Scott Kiner, president of Kiner/Goodsell, said this morning of the campaign, "It has been a huge success, in particular in the Imperial Valley. We have gotten an outstanding response rate for people signing up for the program in Imperial County."
Kiner said his agency has a strong print campaign going in the Valley, utilizing local newspapers, inserts in power bills and flyers.
Kiner said his agency found television is another effective way to reach the Imperial Valley public. He said the agency has placed ads with the local Univision affiliate.
Kiner said his agency tries to utilize as much media as possible, but it cannot divide advertising funds equally.

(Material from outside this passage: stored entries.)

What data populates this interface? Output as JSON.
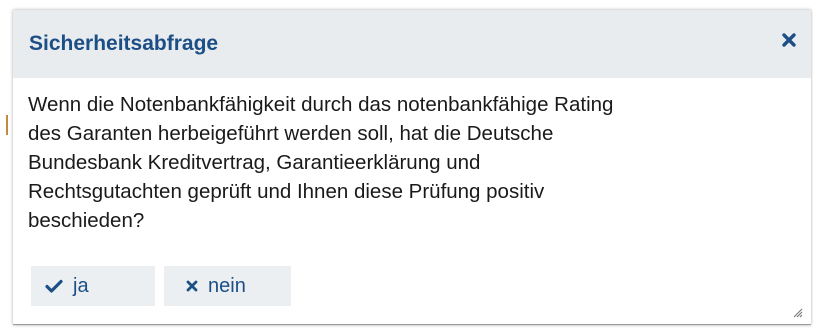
{
  "dialog": {
    "title": "Sicherheitsabfrage",
    "close_icon": "close-icon",
    "message": "Wenn die Notenbankfähigkeit durch das notenbankfähige Rating\ndes Garanten herbeigeführt werden soll, hat die Deutsche\nBundesbank Kreditvertrag, Garantieerklärung und\nRechtsgutachten geprüft und Ihnen diese Prüfung positiv\nbeschieden?",
    "yes_button": {
      "label": "ja",
      "icon": "checkmark-icon"
    },
    "no_button": {
      "label": "nein",
      "icon": "close-icon"
    }
  },
  "colors": {
    "accent": "#1c4f86",
    "titlebar_bg": "#e9ecef",
    "button_bg": "#eceff2"
  }
}
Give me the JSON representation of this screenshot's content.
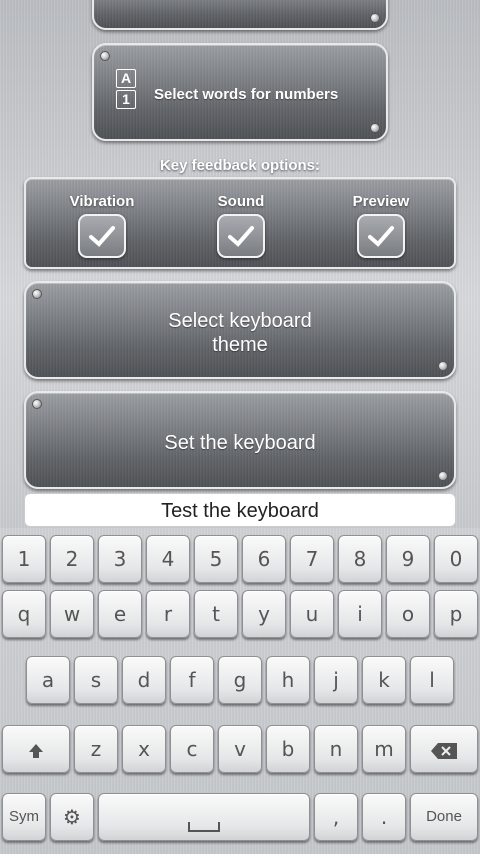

Part of the effort is to determine the best ways to get across the message.
IID has nearly $5 million that can be spent on assisting the public with power costs.
The district has created programs and is still developing others meant to tap into that funding and provide assistance to the public, particularly to those who might not be able to afford power bills.
As part of one such program IID is offering up to a 25-percent discount on power bills to those who earn no more than $12,000 a year; the district offers a 20-percent discount to those who earn no more than $18,000.
In addition, there is an emergency assistance program to help those who have immediate power bill needs.
IID offers a home weatherization program, a rebate program for having air conditioners serviced and a program to help people purchase energy-efficient refrigerators.
The funding for such programs comes from a public benefits charge of 2.85 percent on each power bill.
Following the presentation by the local media, the IID board directed its staff to look into ways to increase local advertising. They said there is money to be spent and word has to get out to the public.
Board members said the situation is even more critical because people are going to see power bills rise as early as February because of higher costs to provide energy.